The retailer's strategy has backfired occasionally. U.S. District Judge Charles A. Shaw rebuked Target in 2003 for strong-arm tactics involved in trying to get St. Louis to condemn a store site.

Target did not return repeated calls for comment.

According to court documents, the tussle between Target and the Florida Department of Transportation has its roots in the 1970s. That's when Tallahassee first started thinking up road plans for Southern Boulevard. For years, nothing happened. Target bought its corner property, built a store and made plans to expand, just as the department finalized its blueprints.

In 2002, the department filed to take the retailer's properties through eminent domain. At trial, both sides could claim half a victory. The department successfully argued that a fair price for the real estate was not $9.4 million, as Target claimed, but $2.4 million.

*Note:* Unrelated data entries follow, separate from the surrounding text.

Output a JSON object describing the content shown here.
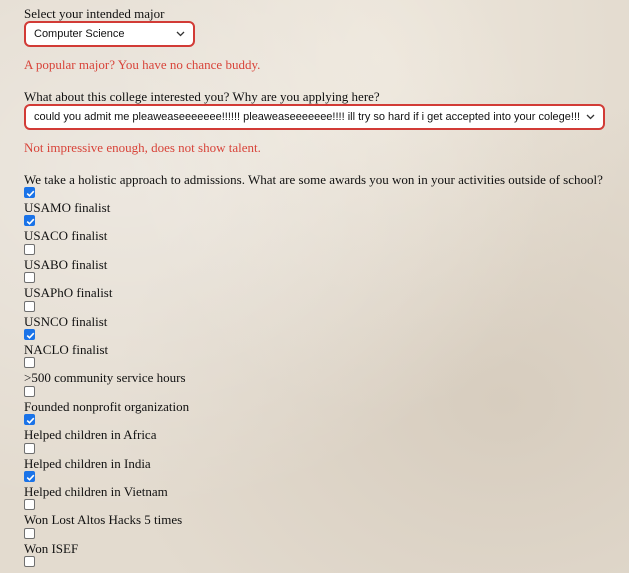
{
  "major": {
    "label": "Select your intended major",
    "selected": "Computer Science",
    "error": "A popular major? You have no chance buddy."
  },
  "interest": {
    "label": "What about this college interested you? Why are you applying here?",
    "selected": "could you admit me pleaweaseeeeeee!!!!!! pleaweaseeeeeee!!!! ill try so hard if i get accepted into your colege!!!",
    "error": "Not impressive enough, does not show talent."
  },
  "awards": {
    "question": "We take a holistic approach to admissions. What are some awards you won in your activities outside of school?",
    "items": [
      {
        "label": "USAMO finalist",
        "checked": true
      },
      {
        "label": "USACO finalist",
        "checked": true
      },
      {
        "label": "USABO finalist",
        "checked": false
      },
      {
        "label": "USAPhO finalist",
        "checked": false
      },
      {
        "label": "USNCO finalist",
        "checked": false
      },
      {
        "label": "NACLO finalist",
        "checked": true
      },
      {
        "label": ">500 community service hours",
        "checked": false
      },
      {
        "label": "Founded nonprofit organization",
        "checked": false
      },
      {
        "label": "Helped children in Africa",
        "checked": true
      },
      {
        "label": "Helped children in India",
        "checked": false
      },
      {
        "label": "Helped children in Vietnam",
        "checked": true
      },
      {
        "label": "Won Lost Altos Hacks 5 times",
        "checked": false
      },
      {
        "label": "Won ISEF",
        "checked": false
      }
    ]
  },
  "icons": {
    "dropdown": "chevron-down-icon",
    "check": "checkmark-icon"
  },
  "colors": {
    "error": "#d8443a",
    "select_border": "#d23b36",
    "checkbox_checked": "#1a73e8"
  }
}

Target successfully argued that it was owed an additional $2.5 million for business losses, based on its plans to expand, as well as plans to sell some of its property to other retailers.

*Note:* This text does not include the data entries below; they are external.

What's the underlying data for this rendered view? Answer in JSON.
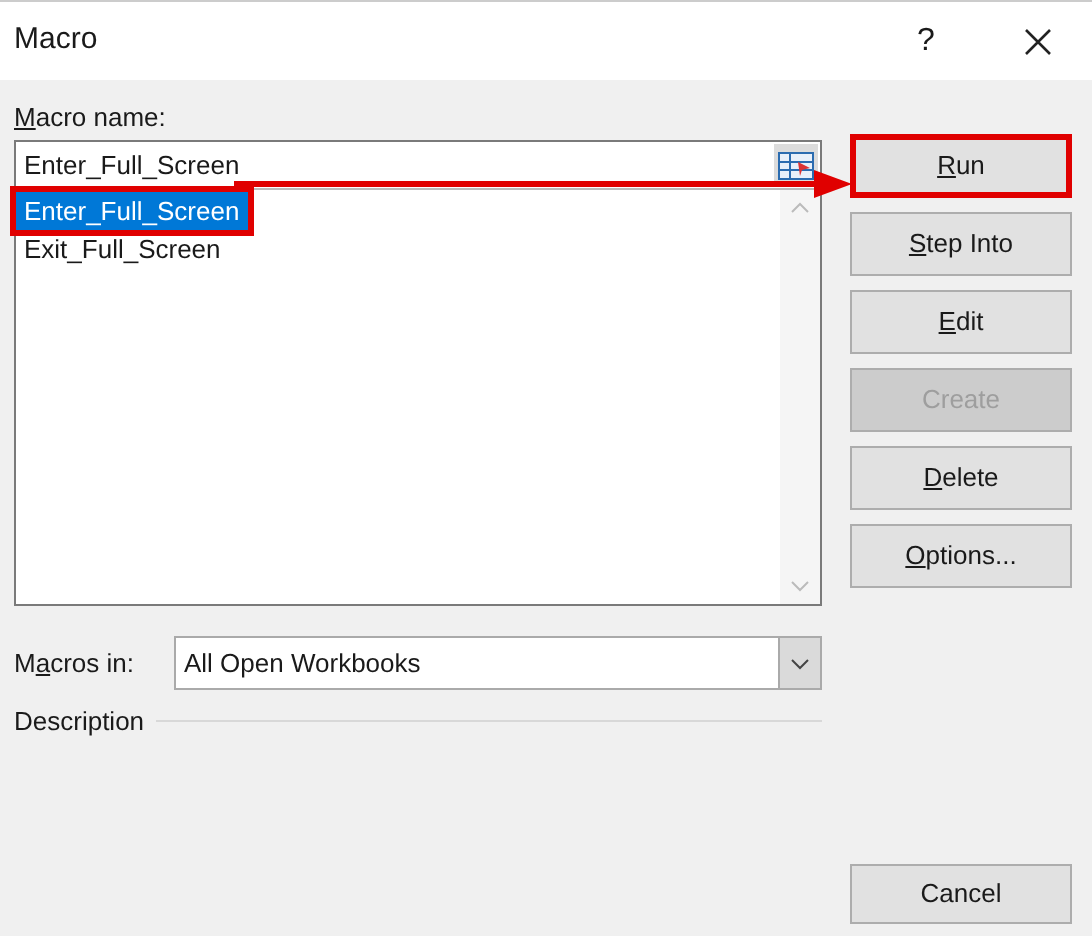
{
  "window": {
    "title": "Macro",
    "help": "?"
  },
  "macro_name": {
    "label": {
      "key": "M",
      "rest": "acro name:"
    },
    "value": "Enter_Full_Screen"
  },
  "macros": [
    {
      "name": "Enter_Full_Screen",
      "selected": true,
      "highlighted": true
    },
    {
      "name": "Exit_Full_Screen",
      "selected": false,
      "highlighted": false
    }
  ],
  "macros_in": {
    "label": {
      "lead": "M",
      "key": "a",
      "rest": "cros in:"
    },
    "value": "All Open Workbooks"
  },
  "description": {
    "label": "Description"
  },
  "buttons": [
    {
      "label": {
        "key": "R",
        "rest": "un"
      },
      "disabled": false,
      "highlighted": true
    },
    {
      "label": {
        "key": "S",
        "rest": "tep Into"
      },
      "disabled": false,
      "highlighted": false
    },
    {
      "label": {
        "key": "E",
        "rest": "dit"
      },
      "disabled": false,
      "highlighted": false
    },
    {
      "label": {
        "rest": "Create"
      },
      "disabled": true,
      "highlighted": false
    },
    {
      "label": {
        "key": "D",
        "rest": "elete"
      },
      "disabled": false,
      "highlighted": false
    },
    {
      "label": {
        "key": "O",
        "rest": "ptions..."
      },
      "disabled": false,
      "highlighted": false
    }
  ],
  "cancel": {
    "label": "Cancel"
  },
  "annotation": {
    "arrow": true
  }
}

The department appealed, arguing that Target did not have adequate evidence that its plans to expand business operations, specifically a garden center, were actually under way. This month, the appellate court decided the department had a point. The case was sent back for a new trial addressing how much in business damages, if any, should be awarded.

Jeffrey H. Savlov, a former Department of Transportation attorney who represents landowners, said the key to business damages is that some — but not all — of the business has to be taken as part of a road project. The business also has to have been open at the location for at least five years.

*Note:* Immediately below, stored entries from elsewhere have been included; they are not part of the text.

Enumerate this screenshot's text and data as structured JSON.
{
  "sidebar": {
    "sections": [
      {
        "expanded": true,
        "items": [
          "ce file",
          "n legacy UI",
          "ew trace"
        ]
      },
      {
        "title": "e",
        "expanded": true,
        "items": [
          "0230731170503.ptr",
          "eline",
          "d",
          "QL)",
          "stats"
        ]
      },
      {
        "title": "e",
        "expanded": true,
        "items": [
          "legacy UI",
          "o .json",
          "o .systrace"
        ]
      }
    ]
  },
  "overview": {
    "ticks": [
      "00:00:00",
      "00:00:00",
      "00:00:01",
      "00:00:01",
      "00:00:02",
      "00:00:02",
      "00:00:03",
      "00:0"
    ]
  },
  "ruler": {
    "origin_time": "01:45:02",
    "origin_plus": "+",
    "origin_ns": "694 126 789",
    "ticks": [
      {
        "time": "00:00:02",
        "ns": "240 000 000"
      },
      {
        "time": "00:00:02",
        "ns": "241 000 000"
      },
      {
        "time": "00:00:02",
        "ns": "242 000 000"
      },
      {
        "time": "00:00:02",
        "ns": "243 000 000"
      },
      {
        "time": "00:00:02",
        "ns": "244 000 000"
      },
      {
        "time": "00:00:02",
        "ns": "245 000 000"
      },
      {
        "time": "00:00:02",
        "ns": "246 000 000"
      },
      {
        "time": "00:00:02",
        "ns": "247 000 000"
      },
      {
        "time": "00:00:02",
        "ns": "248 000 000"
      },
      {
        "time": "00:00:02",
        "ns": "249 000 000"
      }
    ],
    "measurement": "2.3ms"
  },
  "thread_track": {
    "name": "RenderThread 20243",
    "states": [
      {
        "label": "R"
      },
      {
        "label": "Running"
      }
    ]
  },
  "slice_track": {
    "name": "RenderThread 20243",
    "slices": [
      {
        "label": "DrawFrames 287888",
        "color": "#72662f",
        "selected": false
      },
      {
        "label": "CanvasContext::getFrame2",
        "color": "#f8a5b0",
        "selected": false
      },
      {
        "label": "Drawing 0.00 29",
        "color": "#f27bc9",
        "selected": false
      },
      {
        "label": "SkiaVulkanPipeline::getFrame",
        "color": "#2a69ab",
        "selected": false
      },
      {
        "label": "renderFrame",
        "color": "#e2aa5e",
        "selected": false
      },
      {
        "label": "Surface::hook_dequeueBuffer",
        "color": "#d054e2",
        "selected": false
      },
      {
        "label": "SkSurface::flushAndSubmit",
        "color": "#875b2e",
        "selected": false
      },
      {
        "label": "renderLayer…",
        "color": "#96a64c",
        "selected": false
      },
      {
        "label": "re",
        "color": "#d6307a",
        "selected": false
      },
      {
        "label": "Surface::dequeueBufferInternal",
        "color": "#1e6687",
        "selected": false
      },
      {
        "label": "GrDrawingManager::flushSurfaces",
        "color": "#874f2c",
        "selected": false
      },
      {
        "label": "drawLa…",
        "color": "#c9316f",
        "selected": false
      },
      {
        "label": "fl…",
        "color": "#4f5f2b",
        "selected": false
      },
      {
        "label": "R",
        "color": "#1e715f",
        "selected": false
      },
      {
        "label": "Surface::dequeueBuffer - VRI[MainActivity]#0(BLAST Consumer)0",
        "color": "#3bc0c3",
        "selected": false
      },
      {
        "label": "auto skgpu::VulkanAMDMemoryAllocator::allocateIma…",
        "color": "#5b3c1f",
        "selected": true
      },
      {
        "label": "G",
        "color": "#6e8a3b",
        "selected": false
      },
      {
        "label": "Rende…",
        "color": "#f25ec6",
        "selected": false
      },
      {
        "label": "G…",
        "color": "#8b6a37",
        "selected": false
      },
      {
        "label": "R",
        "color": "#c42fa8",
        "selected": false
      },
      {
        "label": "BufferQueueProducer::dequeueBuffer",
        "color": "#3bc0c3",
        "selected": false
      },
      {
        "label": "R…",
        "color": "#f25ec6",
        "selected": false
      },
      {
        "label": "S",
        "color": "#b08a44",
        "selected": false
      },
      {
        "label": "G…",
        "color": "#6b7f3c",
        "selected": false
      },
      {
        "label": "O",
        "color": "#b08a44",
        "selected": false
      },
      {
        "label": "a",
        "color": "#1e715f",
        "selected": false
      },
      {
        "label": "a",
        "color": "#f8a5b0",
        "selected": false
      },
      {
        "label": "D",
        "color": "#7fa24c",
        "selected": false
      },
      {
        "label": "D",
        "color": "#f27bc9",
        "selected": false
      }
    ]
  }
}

Pursuing a claim also means the business will have to open financial data to public scrutiny. Target, for instance, revealed that after a Wal-Mart Supercenter opened for business less than a mile from its SR 7 site, sales went flat for a year.

That's more transparency than some can stomach. Savlov cites the case of a Florida Sears store that balked at making its finances public, even if that meant not pursuing a substantial claim.

Others think it's worth the disclosure. Adult entertainment mogul Joe Redner was incensed when the department offered him $3.4 million for his trio of Tampa businesses: a bar, a restaurant and a topless nightclub. He pushed the case to trial. A jury last year awarded him $7 million.

No date has been set for a retrial on Target's claimed business losses.

But big awards may not last forever. Florida's Office of Program Policy Analysis and Government Accountability this year reported the Department of Transportation spent just shy of half a billion dollars in 2004-05 to acquire land. Their suggestion for paring costs: Cut out all business damages payments.